Many organisations in The Netherlands are culturally consensus based, which means there's often no clear leadership, management is often seen as purely facilitating and everybody more or less goes his or her own way. It's basically the way we (the Dutch) are.
Leadership is resisted. The boss says 'Let's do this my way', and there's bound to be a lively discussion about 'better' ways to do it. Everybody (boss included) accepts this as normal behaviour.
One of the hard parts of applying architecture in such a culture is to get everybody following the strategy as it is set out in the Enterprise Architecture. How are you going to do that if leadership is resisted? What happens? A lot of architectural implementations fail due to resistance from projects.
The introduction of Agile development has increased this problem. An often heard complaint is that too much upfront architecture is a form of over-specification, which is waste in agile terms. That's true, but the argument is too often used to totally ignore architecture and just focus on the user stories for this sprint.
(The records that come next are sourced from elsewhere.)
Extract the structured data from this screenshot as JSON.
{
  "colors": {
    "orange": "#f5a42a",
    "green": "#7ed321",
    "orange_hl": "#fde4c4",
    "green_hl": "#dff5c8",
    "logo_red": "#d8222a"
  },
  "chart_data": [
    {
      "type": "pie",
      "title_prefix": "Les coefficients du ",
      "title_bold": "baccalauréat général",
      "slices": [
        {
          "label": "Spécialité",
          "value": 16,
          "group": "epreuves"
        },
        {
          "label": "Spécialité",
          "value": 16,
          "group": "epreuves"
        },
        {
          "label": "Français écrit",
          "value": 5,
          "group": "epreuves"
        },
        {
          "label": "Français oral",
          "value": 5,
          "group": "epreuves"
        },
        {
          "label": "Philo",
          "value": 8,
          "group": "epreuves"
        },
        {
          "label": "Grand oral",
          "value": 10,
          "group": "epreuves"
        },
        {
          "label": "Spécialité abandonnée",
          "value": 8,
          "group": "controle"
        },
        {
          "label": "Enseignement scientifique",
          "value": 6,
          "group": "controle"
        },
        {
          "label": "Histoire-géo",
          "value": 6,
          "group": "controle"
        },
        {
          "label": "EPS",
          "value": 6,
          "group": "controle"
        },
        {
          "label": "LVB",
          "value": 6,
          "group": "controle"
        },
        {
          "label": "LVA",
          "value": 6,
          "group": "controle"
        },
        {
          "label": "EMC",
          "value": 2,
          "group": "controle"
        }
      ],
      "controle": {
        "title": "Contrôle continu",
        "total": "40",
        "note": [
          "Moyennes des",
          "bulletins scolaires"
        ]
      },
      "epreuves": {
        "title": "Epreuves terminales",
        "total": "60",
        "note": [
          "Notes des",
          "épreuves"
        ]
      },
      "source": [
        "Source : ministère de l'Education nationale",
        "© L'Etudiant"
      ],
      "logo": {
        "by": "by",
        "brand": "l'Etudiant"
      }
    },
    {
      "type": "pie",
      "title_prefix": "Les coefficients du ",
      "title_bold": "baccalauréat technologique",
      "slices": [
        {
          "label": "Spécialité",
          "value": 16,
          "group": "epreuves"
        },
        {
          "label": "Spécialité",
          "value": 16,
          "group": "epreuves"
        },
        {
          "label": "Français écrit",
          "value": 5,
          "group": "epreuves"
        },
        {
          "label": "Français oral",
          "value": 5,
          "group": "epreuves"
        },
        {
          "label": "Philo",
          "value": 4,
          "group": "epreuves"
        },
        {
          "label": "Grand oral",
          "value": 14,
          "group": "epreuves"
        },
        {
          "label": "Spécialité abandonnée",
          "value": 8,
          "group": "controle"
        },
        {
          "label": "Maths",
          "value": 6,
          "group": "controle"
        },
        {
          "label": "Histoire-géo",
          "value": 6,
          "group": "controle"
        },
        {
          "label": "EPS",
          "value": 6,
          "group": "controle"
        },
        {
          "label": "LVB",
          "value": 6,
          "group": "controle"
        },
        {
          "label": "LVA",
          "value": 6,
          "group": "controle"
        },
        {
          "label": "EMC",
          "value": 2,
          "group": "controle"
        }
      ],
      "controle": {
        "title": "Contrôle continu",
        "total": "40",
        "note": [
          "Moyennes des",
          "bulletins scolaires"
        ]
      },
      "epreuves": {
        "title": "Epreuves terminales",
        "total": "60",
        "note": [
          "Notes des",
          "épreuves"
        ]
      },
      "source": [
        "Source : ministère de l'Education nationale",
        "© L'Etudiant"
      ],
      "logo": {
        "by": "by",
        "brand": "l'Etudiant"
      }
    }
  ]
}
This can result in well working applications, which do not quite fit in the strategic direction of the company. Talking about waste ...
I'm not quite sure where the solution to this problem is. One way is to define architecture in such a way that there's something in it for everybody, not just for 'the business' or 'the architect'. Another way is to evangelize, to become a thought leader within the company. Not to push the architecture through, but to convince, stimulate and enthuse all participants.